The Cranfield report found that while many of the largest British companies had been on track to meet the 25 percent goal, progress had stalled over the last six months.

“When we consider the year-on-year figures, the increases and rates of appointment look good,” the report said. “However, in the past six months the momentum has alarmingly decreased, and little progress has been made since October 2012.”

Women now hold 17.3 percent of all director positions, up from 10.5 percent in 2010, the report said. A quarter of the FTSE 100 companies have already hit the 25 percent target.

The report singled out Burberry as the only FTSE company to have two women as executive directors: its chief executive and chief financial officer. In second place was the beverage giant Diageo, where 4 of the 11 directors, or 36 percent, are women. Sharing third place were Capita, GlaxoSmithKline and Standard Life, with women holding 33 percent of board seats.

Mr. Cable said that 94 out of the 100 firms listed on the FTSE had women on their boards, as did two-thirds of all FTSE 350 companies.

“However, the momentum appears to be slowing and there has been much less progress in executive appointments at the top,” he said.

Britain has argued within the European Union that quotas were not necessary in part because the issue was being tackled at a national level.

A spokesman for David Cameron, the British prime minister and leader of the Conservative Party, later tempered Mr. Cable’s warning to business by reiterating that Mr. Cameron “does not favor quotas.”

Last year Mr. Cable, who represents the Liberal Democrats, the smaller party in the governing coalition, helped organize a letter signed by nine European countries opposing Union-wide quotas. He said Wednesday that he continued to back that position.
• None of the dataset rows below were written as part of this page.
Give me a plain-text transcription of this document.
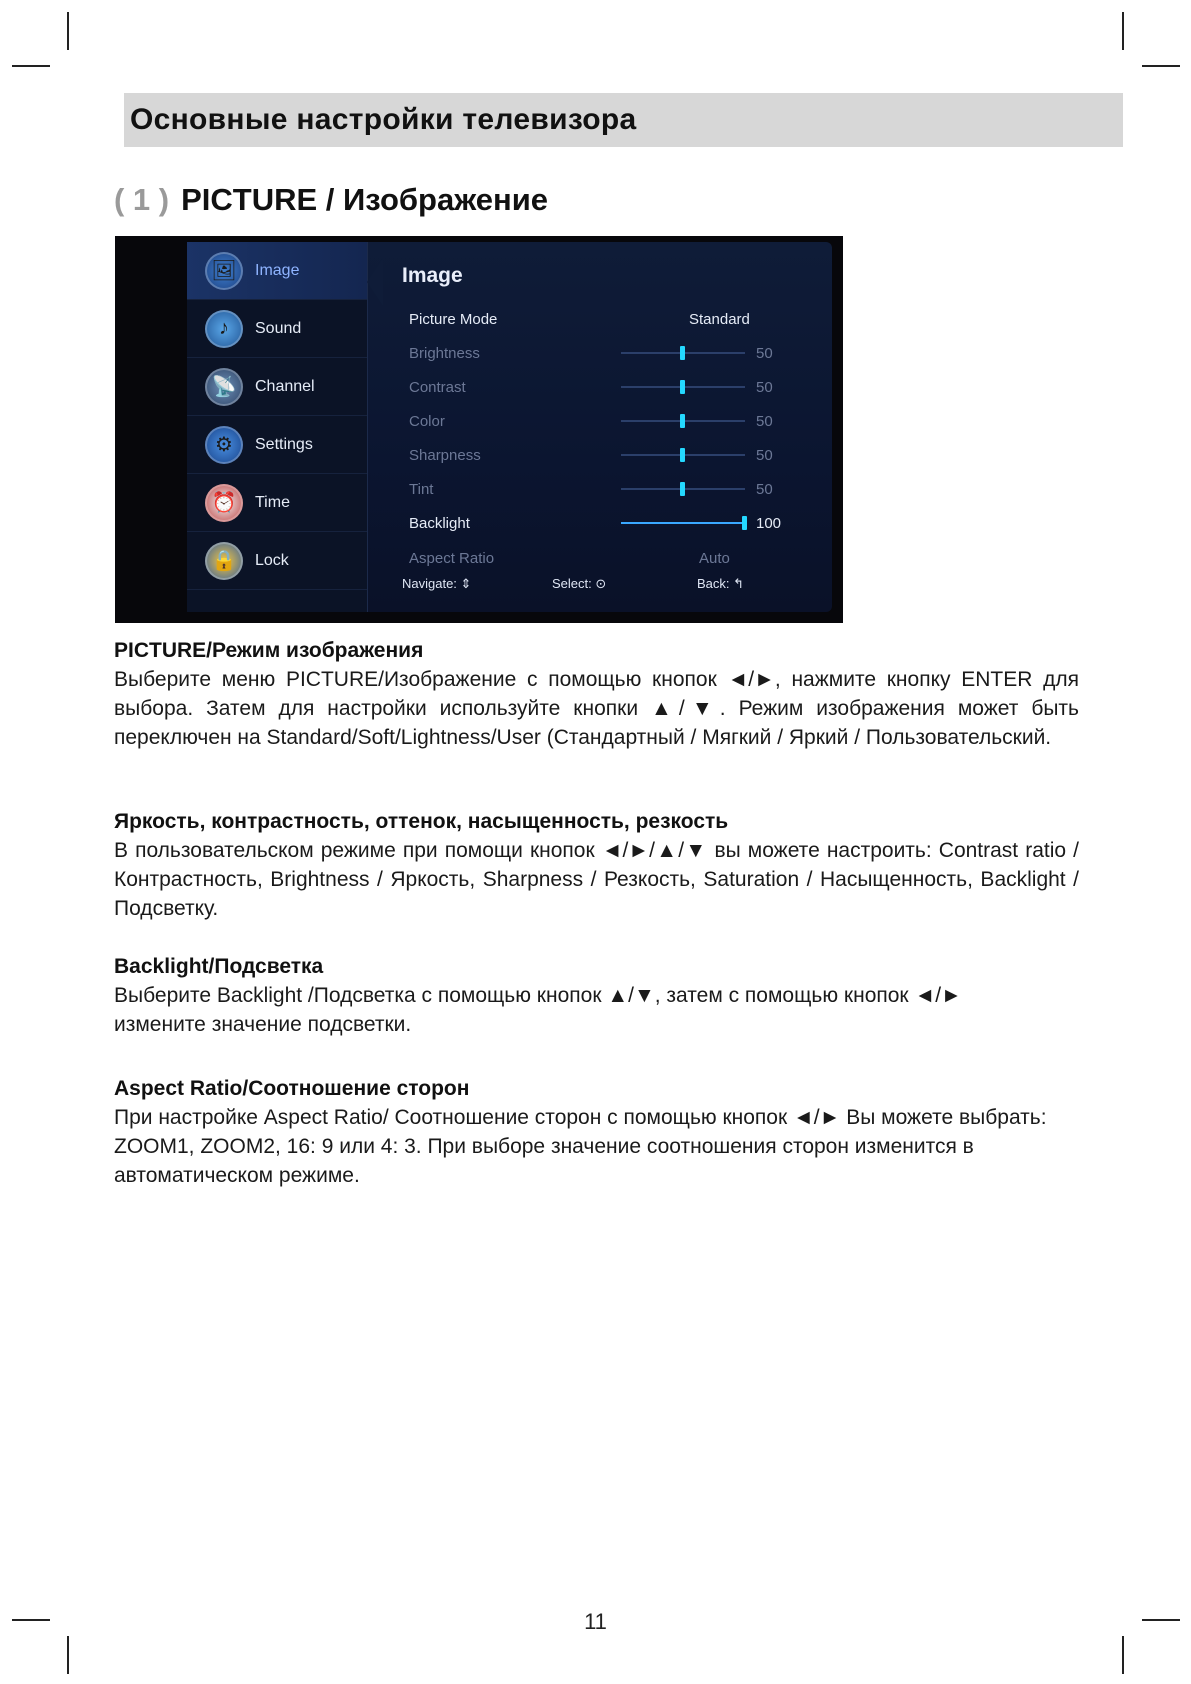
Основные настройки телевизора
( 1 ) PICTURE / Изображение
🖼	Image
♪	Sound
📡	Channel
⚙	Settings
⏰	Time
🔒	Lock
Image
Picture Mode	Standard
Brightness	50
Contrast	50
Color	50
Sharpness	50
Tint	50
Backlight	100
Aspect Ratio	Auto
Navigate: ⇕	Select: ⊙	Back: ↰
PICTURE/Режим изображения

Выберите меню PICTURE/Изображение с помощью кнопок ◄/►, нажмите кнопку ENTER для выбора. Затем для настройки используйте кнопки ▲/▼. Режим изображения может быть переключен на Standard/Soft/Lightness/User (Стандартный / Мягкий / Яркий / Пользовательский.

Яркость, контрастность, оттенок, насыщенность, резкость

В пользовательском режиме при помощи кнопок ◄/►/▲/▼ вы можете настроить: Contrast ratio / Контрастность, Brightness / Яркость, Sharpness / Резкость, Saturation / Насыщенность, Backlight / Подсветку.

Backlight/Подсветка

Выберите Backlight /Подсветка с помощью кнопок ▲/▼, затем с помощью кнопок ◄/► измените значение подсветки.

Aspect Ratio/Соотношение сторон

При настройке Aspect Ratio/ Соотношение сторон с помощью кнопок ◄/► Вы можете выбрать: ZOOM1, ZOOM2, 16: 9 или 4: 3. При выборе значение соотношения сторон изменится в автоматическом режиме.

11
“Our view is that it is best to make sure that business in the United Kingdom addresses this issue rather than to have regulation coming from Europe,” said a spokesman for Mr. Cable, who asked not to be identified by name in line with British government policy.

Viviane Reding, a vice president of the European Commission, has proposed a measure that would impose procedures for the selection of board members at companies with revenue of €50 million, or $65 million, until they reached a quota of 40 percent of women as board members. Firms would have until 2020 to reach the 40 percent target.

Mina Andreeva, spokeswoman for Ms. Reding, said the developments in Britain illustrated that regulatory pressure worked.

“The cracks are starting to show on the glass ceiling,” she said. “And look at Britain, where the debate on women in economic decision making is now more intense than ever before. We have got the ball rolling.”

In a statement, Roger Carr, president of Confederation of British Industry, a business lobbying group, said that if obstacles to developing female talent were to be removed, “business leaders must roll up their sleeves and redouble their efforts to improve recruitment, mentoring and succession planning.”

“Tokenistic E.U quotas will do nothing to address the root causes of this issue,” he added. “It is critical we nurture a diverse talent base right from the bottom to the top of our companies to hone our competitive edge.”